With the 1:16 prescale, you should have an output pulse at 244Hz (4mhz / 4 / 16 / 256 ), if my math is correct. And your portb.7 high pulse will only be 1us, maybe 2us. Disable the prescale, and you should get 3906.25Hz on the fast pin and if you rewrite the code to include the slow pin, you should get a bit slower than 1hz on the slow pin (just for testing of course). The way to speed this up is to preload tmr0 with a higher number to get the overflow interrupt to kick in faster. Problem with this is that once you get up to a certain point, you won't have enough left over cycles between interrupts to do anything useful, except jump and resume into and out of the interrupt routine. And I'm talking about using the Instant Interrupts method, not the PBP On Interrupt method. With the PBP On Interrupt method, you use even more cycles due to overhead when using PBP.
And the tmr0=2 to correct for missed cycles?
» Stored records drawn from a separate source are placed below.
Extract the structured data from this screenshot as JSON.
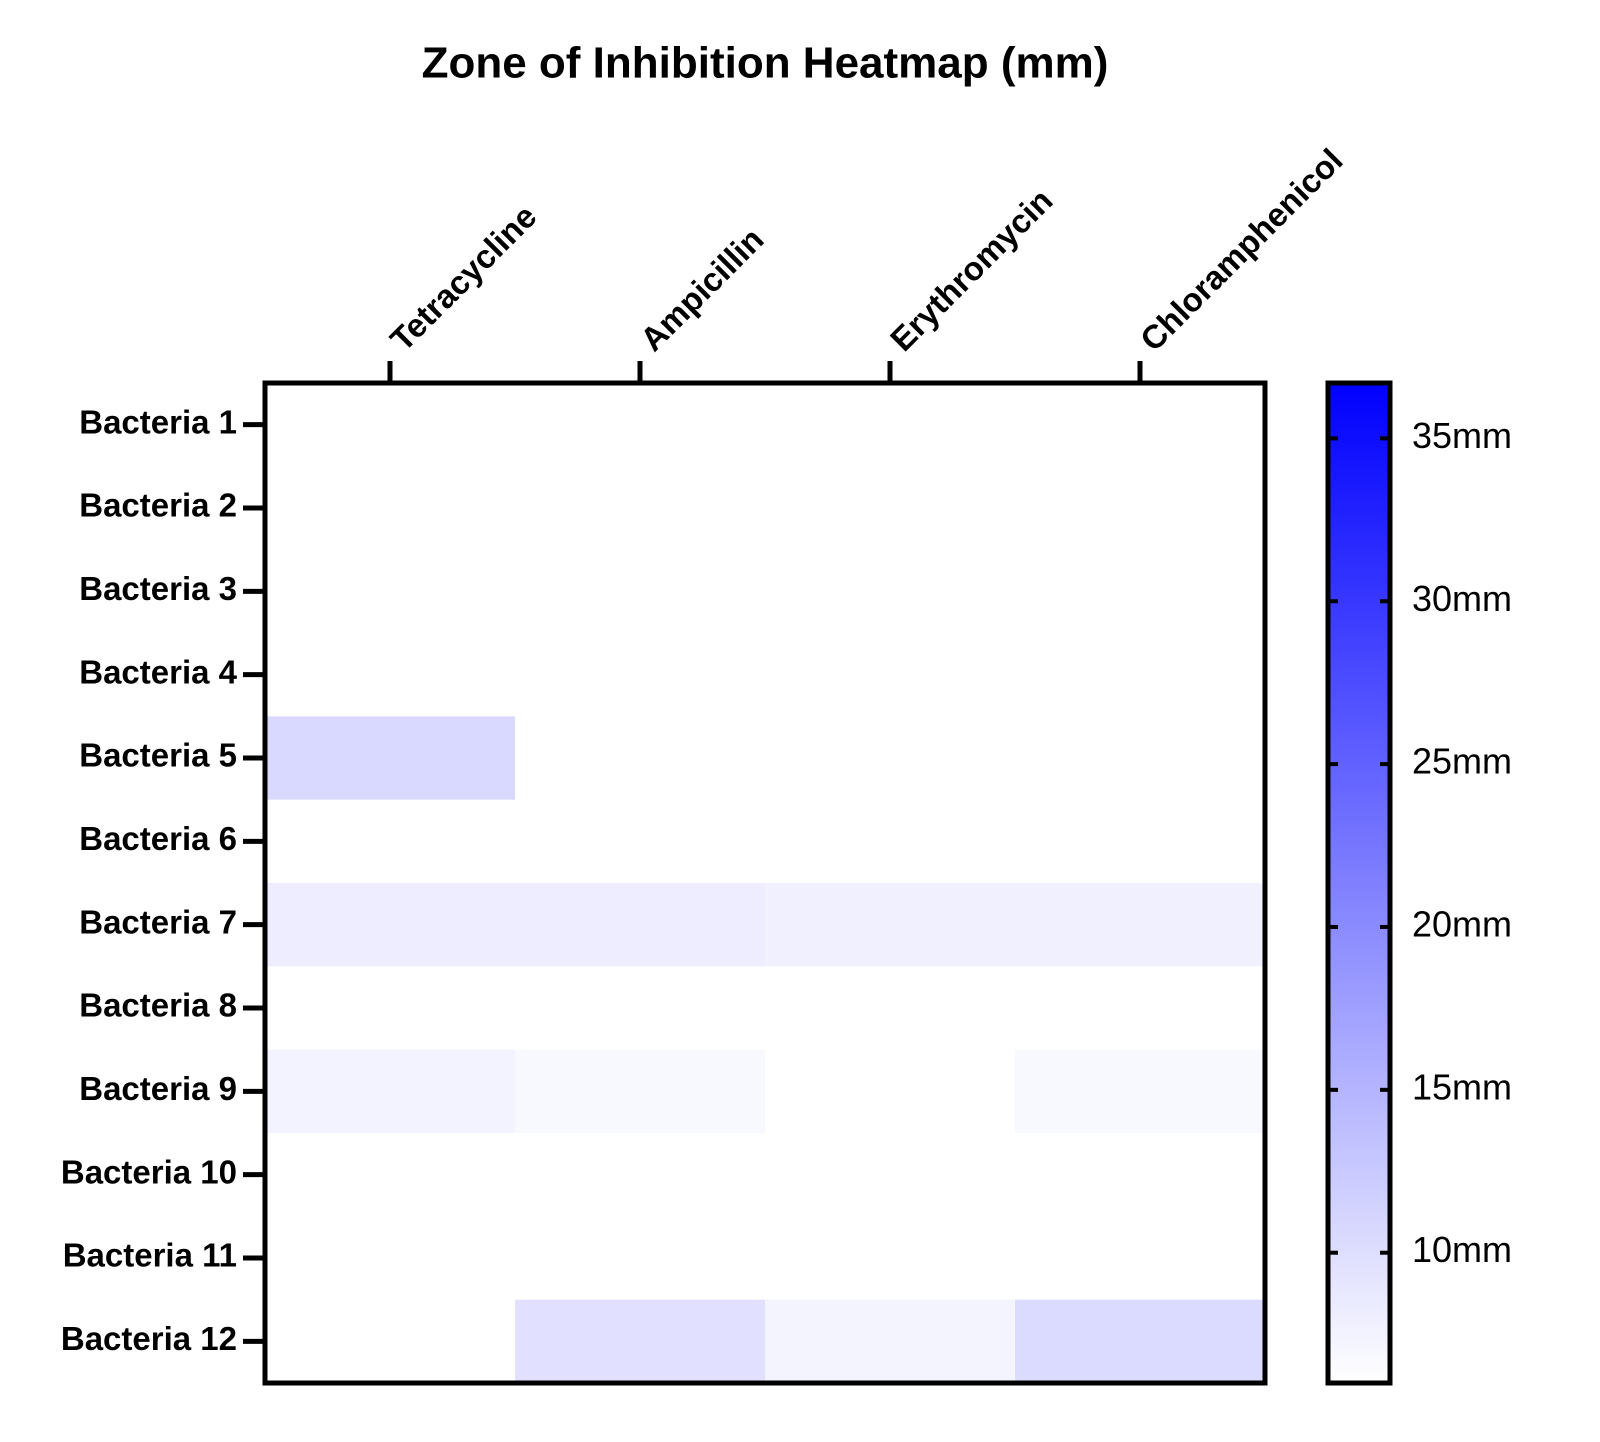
{
  "chart_data": {
    "type": "heatmap",
    "title": "Zone of Inhibition Heatmap (mm)",
    "x": [
      "Tetracycline",
      "Ampicillin",
      "Erythromycin",
      "Chloramphenicol"
    ],
    "y": [
      "Bacteria 1",
      "Bacteria 2",
      "Bacteria 3",
      "Bacteria 4",
      "Bacteria 5",
      "Bacteria 6",
      "Bacteria 7",
      "Bacteria 8",
      "Bacteria 9",
      "Bacteria 10",
      "Bacteria 11",
      "Bacteria 12"
    ],
    "z": [
      [
        6,
        6,
        6,
        6
      ],
      [
        6,
        6,
        6,
        6
      ],
      [
        6,
        6,
        6,
        6
      ],
      [
        6,
        6,
        6,
        6
      ],
      [
        10.6,
        6,
        6,
        6
      ],
      [
        6,
        6,
        6,
        6
      ],
      [
        8.2,
        8.2,
        7.8,
        7.8
      ],
      [
        6,
        6,
        6,
        6
      ],
      [
        7.4,
        6.9,
        6,
        6.9
      ],
      [
        6,
        6,
        6,
        6
      ],
      [
        6,
        6,
        6,
        6
      ],
      [
        6,
        9.6,
        7.3,
        10.3
      ]
    ],
    "colorscale": [
      "#ffffff",
      "#0000ff"
    ],
    "zlim": [
      6,
      36.7
    ],
    "zticks": [
      {
        "value": 10,
        "label": "10mm"
      },
      {
        "value": 15,
        "label": "15mm"
      },
      {
        "value": 20,
        "label": "20mm"
      },
      {
        "value": 25,
        "label": "25mm"
      },
      {
        "value": 30,
        "label": "30mm"
      },
      {
        "value": 35,
        "label": "35mm"
      }
    ]
  }
}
That won't correct for missed cycles, all that will do is reset tmr0 back to '2'. That 'missed cycle correction' is only used when you are preloading tmr0. So, say you want to preload tmr0 with 100, you'd actually load it with 102 since tmr0 will stop for a couple of cycles while it's being reloaded.
If you're looking to update at 60hz to provide a visually pleasing effect, so you won't see a flicker, I really wouldn't worry about that until you get below about 30hz. When I'm messing with LEDs, I (or anybody I show my projects to or whatever it is I'm working on) can't really see a flicker down to about 25hz, and only then if I look at the LEDs at certain angles.
But if you're hellbent on getting this to work (and I think it can work), you've got to get a fast PIC (40Mhz would be optimal, but the '648 is limited to around 20Mhz, might be fast enough, I'm just thinking an 18F series @ 40Mhz would give you the extra muscle to get the job done better and leave you more room to play with), make your code tight, and one the thing that'll help you out a bunch is to download and make use of those 'Instant Interrupts'. PBP's On Interrupt could be used to get the code working and debugged, then you could switch over to the other interrupt method, but I think you'd be better off with the Instant Interrupt's from the beginning.